Ich finde es wichtig, dass wir eine Stimme sind, die bei schwierigen Themen auch eine Gegenstimme zum Mainstream sein kann – die sich traut, kritische Fragen zu stellen und Dinge zu benennen, die dem Wohl der Allgemeinheit nicht förderlich sind. Schwache Gruppen werden übersehen, fallen durch die Maschen oder werden ausgeschlossen. Es ist mir wichtig, die Aufmerksamkeit wieder auf diese Menschen zu richten, damit sie wieder in unserem Blickfeld sind, gesehen und gehört werden und ihren Platz in der Gesellschaft finden. In meinen Predigten ist es mir stets ein Anliegen, Hoffnung in den Alltag zu geben – eine Hoffnung, die einen stärkt und mit Zuversicht weitergehen lässt.

Wie findest du einen Zugang zu Menschen, die mit Kirche oder Glauben wenig anfangen können?

Eigentlich ganz natürlich. Viele meiner Freunde sind nicht kirchlich eingebunden, sind Atheisten. Mit diesen Menschen finden oft die spannendsten Gespräche statt.
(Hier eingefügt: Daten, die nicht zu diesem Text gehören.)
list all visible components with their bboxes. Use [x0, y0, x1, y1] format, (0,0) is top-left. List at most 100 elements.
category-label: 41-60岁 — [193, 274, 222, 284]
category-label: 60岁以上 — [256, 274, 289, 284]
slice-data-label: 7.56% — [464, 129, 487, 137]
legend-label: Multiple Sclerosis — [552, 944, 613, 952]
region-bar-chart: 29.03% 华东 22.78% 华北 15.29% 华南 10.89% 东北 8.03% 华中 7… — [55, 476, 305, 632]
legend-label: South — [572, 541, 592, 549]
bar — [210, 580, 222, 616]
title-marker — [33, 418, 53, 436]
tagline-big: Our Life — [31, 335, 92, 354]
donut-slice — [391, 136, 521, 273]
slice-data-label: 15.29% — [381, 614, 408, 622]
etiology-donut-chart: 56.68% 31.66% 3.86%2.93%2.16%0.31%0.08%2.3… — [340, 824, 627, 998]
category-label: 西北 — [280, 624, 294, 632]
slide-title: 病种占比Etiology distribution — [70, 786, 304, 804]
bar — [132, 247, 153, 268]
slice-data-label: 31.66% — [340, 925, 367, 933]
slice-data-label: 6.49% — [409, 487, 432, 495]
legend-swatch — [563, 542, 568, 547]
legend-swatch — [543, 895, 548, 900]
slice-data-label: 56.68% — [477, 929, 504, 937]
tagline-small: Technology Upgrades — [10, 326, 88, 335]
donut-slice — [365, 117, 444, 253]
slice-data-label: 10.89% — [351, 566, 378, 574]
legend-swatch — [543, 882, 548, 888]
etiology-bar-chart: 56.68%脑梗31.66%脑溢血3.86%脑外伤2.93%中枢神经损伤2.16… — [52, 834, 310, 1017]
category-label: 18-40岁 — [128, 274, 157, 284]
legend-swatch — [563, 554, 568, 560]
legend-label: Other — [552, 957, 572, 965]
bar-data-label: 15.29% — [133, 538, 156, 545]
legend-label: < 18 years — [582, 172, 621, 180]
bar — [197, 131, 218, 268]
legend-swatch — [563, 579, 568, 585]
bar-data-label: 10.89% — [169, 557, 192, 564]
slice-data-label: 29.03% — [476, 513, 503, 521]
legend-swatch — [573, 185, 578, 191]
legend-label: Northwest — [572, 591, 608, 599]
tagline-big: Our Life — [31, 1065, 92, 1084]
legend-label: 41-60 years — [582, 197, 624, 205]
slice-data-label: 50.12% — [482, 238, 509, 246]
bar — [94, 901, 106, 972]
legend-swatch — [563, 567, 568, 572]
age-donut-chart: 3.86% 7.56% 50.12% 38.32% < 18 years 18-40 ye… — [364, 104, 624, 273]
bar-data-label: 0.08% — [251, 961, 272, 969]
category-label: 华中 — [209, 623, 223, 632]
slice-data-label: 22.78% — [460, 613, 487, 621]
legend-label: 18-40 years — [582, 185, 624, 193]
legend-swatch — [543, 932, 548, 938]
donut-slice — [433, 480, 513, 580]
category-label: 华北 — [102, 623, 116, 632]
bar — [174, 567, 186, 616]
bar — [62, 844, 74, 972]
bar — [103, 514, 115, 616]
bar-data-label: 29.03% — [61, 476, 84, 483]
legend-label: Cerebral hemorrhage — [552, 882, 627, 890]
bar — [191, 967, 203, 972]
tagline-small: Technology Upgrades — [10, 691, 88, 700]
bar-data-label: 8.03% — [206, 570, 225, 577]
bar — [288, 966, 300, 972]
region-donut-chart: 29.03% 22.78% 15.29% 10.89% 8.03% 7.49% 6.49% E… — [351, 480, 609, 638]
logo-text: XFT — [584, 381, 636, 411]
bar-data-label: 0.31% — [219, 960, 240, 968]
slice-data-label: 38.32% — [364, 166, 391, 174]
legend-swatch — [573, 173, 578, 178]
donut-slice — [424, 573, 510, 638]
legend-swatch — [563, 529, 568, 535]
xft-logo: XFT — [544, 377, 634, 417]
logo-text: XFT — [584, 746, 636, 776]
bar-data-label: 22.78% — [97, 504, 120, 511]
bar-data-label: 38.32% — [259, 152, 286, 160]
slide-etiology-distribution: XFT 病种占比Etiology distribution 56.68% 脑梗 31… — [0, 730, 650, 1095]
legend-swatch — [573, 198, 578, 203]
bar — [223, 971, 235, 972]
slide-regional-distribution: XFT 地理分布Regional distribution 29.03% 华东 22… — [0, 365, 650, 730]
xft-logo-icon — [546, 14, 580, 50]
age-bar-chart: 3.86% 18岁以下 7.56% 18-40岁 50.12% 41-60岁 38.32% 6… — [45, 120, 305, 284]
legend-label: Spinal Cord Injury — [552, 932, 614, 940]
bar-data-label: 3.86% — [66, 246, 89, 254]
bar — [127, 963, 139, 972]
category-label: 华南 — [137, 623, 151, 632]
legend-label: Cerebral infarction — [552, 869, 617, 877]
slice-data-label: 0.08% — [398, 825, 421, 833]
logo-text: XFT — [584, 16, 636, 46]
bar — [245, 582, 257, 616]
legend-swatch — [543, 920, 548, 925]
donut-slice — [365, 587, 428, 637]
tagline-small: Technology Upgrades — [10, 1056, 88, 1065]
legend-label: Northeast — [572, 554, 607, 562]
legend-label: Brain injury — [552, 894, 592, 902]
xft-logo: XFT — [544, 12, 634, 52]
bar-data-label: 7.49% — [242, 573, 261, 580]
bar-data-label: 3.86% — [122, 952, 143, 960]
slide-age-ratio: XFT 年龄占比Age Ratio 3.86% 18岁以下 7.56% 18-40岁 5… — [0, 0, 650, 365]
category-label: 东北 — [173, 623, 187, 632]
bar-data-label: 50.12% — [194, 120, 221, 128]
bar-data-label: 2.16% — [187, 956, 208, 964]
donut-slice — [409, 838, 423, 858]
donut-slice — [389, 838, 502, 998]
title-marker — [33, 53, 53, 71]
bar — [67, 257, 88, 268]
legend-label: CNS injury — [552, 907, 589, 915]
Ich habe festgestellt, dass gerade überzeugte Atheisten sich stark mit Religion auseinandergesetzt haben und kritische Fragen stellen. Das hilft mir immer wieder, meine eigene Sicht zu überdenken, klarer zu sehen und herauszufinden, wo ich genau stehe, und warum ich glaube, was ich glaube. Das finde ich sehr anregend und sehe das als Chance, daran zu wachsen und in meinem Glauben klarer zu werden.

Gibt es Menschen, die dich auf deinem Weg besonders geprägt haben?

Ja, natürlich: meine Familie, Grosseltern und Eltern, die ganz selbstverständlich den Glauben vorgelebt und mir mitgegeben haben.

Was machst du, wenn du nach der Arbeit abschalten willst?

Ich lese gern, ich stricke gern, ich wandere gern, treffe mich gern mit Freunden oder verbringe Zeit mit meiner Familie. Auch das Musizieren ist ein schöner Ausgleich. Im Kindergarten habe ich angefangen, Geige zu spielen. Ich nehme die Geige immer mal wieder hervor, aber nicht so oft. Während des Theologiestudiums habe ich im Nebenfach Kirchenmusik belegt und mit Orgelspielen begonnen. Während des Studiums war ich als Zweitorganistin und später als Aushilfe tätig. Heute muss ich mir die Zeit immer erst suchen, um hinzusitzen und Musik zu machen. Musizieren gehört zu den Dingen, die mich erden, weil ich mich ganz auf ein Musikstück konzentrieren muss. Da gibt es keine Möglichkeit, dass die Gedanken irgendwohin abschweifen.